So, principle number one, sin entered the world through one man. Principle number two — you're doing very well, by the way, good — principle number two, death entered the world through sin. “In the day you eat you shall surely (What?) die.” So when the corrupting principle came, so did its penal consequence. When the corrupting principle entered into the human stream, so did the penalty for that corrupting principle. Romans 6:23 says, "The wages of sin is death." Ezekiel 18:4 says, "The soul that sinneth, it shall die." The wages of sin is death, the soul that sins, it shall die. Genesis 2:17 says, you eat, you die. So death is not — now listen to me death is not — natural to the constitution of man as created in the image of God. God did not create a man who would die. That came as a penal act, a penalty, a consequent punishment to sin.
We were never made for death. Listen to me now. That is why hell was never made for us. It was made for the devil and his angels, not for us.
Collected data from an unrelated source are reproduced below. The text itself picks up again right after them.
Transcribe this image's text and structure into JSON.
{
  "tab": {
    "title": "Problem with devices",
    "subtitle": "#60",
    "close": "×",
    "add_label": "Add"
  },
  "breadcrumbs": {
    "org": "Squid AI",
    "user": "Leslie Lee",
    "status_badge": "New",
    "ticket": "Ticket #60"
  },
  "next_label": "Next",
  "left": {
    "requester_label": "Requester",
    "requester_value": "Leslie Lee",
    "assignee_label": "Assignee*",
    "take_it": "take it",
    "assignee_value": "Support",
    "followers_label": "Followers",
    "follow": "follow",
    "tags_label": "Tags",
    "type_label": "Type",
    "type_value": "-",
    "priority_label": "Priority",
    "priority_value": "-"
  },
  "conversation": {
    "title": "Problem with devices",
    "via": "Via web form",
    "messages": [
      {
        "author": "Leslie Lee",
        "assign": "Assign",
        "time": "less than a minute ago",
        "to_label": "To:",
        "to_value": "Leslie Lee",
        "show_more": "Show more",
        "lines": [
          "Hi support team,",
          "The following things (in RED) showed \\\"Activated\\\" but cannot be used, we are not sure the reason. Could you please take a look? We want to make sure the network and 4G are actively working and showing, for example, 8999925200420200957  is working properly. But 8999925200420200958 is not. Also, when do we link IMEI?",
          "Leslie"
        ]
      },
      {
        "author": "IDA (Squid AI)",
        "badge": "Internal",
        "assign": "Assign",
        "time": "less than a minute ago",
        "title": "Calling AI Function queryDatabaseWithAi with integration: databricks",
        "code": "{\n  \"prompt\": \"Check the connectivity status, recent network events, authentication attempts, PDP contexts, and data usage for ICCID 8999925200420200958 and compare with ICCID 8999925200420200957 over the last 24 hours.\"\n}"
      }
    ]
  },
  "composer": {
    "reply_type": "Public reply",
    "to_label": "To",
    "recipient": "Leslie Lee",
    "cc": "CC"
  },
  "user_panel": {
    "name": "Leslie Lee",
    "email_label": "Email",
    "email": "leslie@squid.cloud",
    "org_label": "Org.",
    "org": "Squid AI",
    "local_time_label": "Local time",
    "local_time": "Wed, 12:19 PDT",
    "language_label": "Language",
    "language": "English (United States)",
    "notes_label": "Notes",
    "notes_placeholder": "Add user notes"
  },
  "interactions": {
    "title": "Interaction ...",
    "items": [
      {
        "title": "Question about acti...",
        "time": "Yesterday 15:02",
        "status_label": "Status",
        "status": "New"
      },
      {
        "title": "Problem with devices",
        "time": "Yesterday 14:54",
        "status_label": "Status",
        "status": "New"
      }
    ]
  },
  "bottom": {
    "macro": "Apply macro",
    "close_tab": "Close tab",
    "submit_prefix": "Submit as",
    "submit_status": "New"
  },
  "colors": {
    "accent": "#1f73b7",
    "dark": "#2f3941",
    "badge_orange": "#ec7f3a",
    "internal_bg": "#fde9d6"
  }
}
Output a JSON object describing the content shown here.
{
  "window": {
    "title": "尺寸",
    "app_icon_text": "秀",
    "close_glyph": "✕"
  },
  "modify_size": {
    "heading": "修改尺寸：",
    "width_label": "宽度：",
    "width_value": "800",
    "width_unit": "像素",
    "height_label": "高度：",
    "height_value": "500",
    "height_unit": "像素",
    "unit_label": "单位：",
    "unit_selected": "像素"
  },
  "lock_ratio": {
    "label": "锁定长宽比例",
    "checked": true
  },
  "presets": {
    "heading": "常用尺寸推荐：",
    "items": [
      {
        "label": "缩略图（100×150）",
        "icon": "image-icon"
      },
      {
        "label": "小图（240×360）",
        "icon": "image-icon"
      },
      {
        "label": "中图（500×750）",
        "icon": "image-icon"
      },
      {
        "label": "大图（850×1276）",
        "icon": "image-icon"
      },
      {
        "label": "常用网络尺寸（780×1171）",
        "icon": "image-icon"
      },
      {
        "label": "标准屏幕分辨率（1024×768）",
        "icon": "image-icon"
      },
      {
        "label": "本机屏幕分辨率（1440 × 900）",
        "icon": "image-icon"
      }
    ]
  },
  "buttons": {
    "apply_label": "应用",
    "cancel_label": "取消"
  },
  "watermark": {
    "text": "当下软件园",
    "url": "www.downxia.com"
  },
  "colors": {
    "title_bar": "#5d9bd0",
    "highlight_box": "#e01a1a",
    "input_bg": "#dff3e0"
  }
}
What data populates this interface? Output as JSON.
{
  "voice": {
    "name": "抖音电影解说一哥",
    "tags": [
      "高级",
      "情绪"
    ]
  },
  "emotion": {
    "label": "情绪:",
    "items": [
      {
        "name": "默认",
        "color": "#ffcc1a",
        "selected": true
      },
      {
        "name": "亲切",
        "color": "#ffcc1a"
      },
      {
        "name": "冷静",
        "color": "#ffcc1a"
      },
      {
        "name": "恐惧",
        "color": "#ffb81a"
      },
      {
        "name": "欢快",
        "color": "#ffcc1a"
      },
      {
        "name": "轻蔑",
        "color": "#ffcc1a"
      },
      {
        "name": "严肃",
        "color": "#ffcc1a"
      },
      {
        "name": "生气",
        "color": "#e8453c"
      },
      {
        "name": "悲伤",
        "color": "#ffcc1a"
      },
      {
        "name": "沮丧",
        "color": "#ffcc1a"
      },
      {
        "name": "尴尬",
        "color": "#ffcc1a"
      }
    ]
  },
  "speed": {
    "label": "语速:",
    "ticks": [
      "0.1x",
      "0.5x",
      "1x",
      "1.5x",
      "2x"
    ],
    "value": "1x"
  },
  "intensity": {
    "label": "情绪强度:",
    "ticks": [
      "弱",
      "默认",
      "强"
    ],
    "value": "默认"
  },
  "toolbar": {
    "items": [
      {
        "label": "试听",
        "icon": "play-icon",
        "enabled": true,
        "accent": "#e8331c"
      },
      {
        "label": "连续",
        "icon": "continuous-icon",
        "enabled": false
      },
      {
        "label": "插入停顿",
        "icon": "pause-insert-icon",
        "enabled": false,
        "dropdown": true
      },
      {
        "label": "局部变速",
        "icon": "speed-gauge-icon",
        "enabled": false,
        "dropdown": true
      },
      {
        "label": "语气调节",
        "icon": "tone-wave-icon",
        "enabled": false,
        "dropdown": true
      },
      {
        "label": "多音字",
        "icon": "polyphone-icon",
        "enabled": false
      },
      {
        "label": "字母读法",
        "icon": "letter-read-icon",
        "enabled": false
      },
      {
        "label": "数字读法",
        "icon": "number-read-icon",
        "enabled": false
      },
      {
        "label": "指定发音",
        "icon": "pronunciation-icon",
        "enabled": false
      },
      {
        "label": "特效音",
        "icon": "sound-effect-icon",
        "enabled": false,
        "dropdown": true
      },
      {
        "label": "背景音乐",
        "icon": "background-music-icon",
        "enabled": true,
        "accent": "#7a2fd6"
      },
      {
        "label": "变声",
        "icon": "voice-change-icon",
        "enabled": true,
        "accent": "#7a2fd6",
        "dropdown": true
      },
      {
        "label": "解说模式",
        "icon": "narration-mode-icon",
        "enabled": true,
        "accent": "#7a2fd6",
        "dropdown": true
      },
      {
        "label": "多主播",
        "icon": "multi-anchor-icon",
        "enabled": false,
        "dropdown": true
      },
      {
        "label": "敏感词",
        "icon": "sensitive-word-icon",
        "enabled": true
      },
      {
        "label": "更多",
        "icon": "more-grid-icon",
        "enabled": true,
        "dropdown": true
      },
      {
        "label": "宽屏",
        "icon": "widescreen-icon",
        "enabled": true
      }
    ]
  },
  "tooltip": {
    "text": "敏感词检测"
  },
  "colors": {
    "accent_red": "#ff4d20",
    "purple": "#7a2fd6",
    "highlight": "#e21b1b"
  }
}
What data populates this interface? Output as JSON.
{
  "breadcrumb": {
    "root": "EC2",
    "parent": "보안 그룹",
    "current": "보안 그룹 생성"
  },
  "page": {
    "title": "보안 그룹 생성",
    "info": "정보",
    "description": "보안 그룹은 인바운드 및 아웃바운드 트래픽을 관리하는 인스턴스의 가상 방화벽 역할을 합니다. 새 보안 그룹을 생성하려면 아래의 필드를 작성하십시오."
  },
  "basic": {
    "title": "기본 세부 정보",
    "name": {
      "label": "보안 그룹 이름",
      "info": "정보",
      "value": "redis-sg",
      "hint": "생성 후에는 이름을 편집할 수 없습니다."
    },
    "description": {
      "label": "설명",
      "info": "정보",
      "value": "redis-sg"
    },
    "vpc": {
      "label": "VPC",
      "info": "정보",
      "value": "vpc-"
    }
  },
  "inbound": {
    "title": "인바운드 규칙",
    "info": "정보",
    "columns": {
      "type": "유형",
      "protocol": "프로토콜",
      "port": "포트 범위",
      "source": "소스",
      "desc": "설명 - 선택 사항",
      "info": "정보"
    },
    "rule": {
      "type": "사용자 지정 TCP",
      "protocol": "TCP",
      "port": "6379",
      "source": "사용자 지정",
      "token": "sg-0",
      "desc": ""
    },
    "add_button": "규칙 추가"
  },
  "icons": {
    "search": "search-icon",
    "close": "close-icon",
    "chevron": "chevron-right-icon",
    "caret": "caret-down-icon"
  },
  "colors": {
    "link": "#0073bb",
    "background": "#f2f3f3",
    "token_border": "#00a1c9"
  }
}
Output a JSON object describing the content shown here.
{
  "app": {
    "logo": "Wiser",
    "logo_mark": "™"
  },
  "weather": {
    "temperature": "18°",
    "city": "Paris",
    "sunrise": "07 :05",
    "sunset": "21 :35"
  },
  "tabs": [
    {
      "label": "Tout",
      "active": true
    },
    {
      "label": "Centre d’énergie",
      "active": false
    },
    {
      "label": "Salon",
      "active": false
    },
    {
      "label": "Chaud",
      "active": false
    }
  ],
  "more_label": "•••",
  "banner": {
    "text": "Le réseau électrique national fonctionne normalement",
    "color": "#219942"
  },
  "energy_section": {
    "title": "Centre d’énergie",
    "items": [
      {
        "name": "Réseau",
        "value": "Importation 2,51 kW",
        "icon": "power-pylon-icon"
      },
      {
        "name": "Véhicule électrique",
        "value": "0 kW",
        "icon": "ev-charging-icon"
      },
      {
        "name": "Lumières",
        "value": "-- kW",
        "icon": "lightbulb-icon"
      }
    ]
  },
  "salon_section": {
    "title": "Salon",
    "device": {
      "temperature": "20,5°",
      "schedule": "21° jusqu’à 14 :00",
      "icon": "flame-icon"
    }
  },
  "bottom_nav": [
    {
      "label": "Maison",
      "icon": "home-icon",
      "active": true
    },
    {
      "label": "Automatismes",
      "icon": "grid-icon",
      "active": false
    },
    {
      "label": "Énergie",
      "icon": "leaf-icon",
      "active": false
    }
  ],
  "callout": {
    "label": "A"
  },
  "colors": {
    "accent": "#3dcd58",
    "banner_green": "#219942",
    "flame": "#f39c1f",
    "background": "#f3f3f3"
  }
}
That was never to be our place. But when we sinned in Adam and the evil was passed on through all the generations, along with that evil came its penal consequence, death.
If Adam hadn't sinned, people say, what would have happened? Well he would have been taken to heaven without ever dying. And the norm would have been Enoch and Elijah; just take a walk one day and walk to heaven, just jump in a chariot of fire and blast off. That would have been the norm. Death came as the penalty for sin. Death then is the unfailing fruit of the poison that entered Adam's heart. And solidarity and guilt involve solidarity and penalty. Sin and death will never be separated. And that's why Hebrews 9:27 says, "It is appointed unto men once to die." Adam died, so everybody who comes out of Adam's loins is going to die. The sin principle, its penal consequence is there.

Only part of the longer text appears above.